Zusammen mit 60 Frauen, eine aus jedem Distrikt des Bundesstaates zog
sie umher, um Unterstützerinnen zu finden.
Allein reisende Frauen waren damals ein Novum, die
Übernachtungsmöglichkeiten primitiv und die Versorgung
katastrophal. Trotzdem schafften es die Frauen in 10 Wochen 6000
Unterschriften zu sammeln. Ihr Plan war es, zeitgleich mit der Tagung
des Parlamentes einen Frauenkongress in Albany abzuhalten, und ihm dann
die Petition vorzulegen, um eine Anhörung der Gesetzesvorlagen zu
erreichen. Und die Frauen schafften es. Stanton hielt eine flammende
und gut recherchierte Rede über die Benachteiligung der Frauen.
Das Gesetz kam zwar nicht durch, aber den Männern war nun klar,
dass sich die Frauen nicht mehr so leicht abwimmeln lassen würden.
Und das taten sie auch nicht. Sie sammelten noch mehr Unterschriften.
Im Jahrhundertwinter von 1855 machte sich Anthony wieder auf, zog mit
Druckschriften und Petitionen und einem kleinen Budget von 50 $
bewaffnet los. Sie beschaffte sich selbst jeweils den Vortragsraum,
machte Werbung, um Publikum zu gewinnen, manchmal nahm sie ein bisschen
Geld ein, das aber in der nächsten Stadt schnell wieder verbraucht
war. Und das alles bei Eiseskälte und Unmengen von Schnee.
Schließlich froren ihr fast die Füße ab. Im Mai kam
sie nach Rochester zurück und hatte fast alle 60 Distrikte
bereist, ihre Botschaft verbreitet und sogar noch 76 $
übrigbehalten.
Und wie reagierte der Rechtsausschuss der Versammlung, als ihnen die
Unterschriften vorgelegt wurden? Respekt vor der Leistung?

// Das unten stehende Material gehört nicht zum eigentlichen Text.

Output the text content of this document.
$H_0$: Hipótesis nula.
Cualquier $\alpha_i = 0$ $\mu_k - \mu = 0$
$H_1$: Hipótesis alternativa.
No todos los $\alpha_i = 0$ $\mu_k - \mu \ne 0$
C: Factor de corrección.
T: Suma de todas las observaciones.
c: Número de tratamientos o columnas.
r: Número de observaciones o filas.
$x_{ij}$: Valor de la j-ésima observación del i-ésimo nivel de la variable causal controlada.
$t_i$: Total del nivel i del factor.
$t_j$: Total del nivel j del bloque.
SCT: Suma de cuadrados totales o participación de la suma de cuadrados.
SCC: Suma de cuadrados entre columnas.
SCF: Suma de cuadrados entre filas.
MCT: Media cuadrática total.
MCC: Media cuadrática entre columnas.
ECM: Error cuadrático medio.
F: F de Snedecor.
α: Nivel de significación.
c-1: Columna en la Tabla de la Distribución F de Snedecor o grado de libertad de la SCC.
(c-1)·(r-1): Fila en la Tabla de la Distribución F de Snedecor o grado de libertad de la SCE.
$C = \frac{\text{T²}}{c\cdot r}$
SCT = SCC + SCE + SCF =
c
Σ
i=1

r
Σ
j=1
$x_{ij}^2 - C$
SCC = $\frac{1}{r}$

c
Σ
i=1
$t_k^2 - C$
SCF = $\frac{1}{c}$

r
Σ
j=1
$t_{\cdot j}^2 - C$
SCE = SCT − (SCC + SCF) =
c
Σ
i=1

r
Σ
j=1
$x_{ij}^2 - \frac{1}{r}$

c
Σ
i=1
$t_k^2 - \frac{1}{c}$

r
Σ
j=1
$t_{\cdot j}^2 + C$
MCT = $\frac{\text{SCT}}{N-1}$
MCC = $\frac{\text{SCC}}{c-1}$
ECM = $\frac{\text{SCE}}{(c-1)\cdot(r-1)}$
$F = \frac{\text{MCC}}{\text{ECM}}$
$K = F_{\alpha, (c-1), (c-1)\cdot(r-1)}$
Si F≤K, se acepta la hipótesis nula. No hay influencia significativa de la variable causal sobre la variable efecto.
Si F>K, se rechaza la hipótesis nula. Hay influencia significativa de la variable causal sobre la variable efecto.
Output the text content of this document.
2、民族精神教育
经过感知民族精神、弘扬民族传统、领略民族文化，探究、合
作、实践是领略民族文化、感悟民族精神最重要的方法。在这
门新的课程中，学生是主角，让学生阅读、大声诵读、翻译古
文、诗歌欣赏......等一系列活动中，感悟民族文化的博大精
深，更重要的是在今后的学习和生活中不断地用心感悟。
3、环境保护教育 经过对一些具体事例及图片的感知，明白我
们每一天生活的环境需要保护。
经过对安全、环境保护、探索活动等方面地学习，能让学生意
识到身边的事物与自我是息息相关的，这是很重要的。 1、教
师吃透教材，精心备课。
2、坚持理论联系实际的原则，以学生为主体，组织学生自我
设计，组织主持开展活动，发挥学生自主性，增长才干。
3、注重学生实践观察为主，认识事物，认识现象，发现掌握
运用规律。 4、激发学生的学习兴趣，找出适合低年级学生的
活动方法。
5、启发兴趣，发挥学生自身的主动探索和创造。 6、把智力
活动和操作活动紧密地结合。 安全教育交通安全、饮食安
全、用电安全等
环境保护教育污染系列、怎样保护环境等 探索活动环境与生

Die
Männer lachten. Ein Beleg dafür, dass sie nur
überspielen wollten, dass sie keine Ahnung hatten, wie sie
reagieren sollten. Stanton sprach vier Jahre später wieder vor
beiden Häusern in Albany, Hauptstadt des Bundesstaates New York,
und spätestens jetzt war den Männern klar, dass eine neue
politische Größe auf den Plan getreten war. Und sie
verabschiedeten ein Gesetz, das den verheirateten Frauen das Recht an
ihrem Eigentum und ihrem Einkommen zusicherte.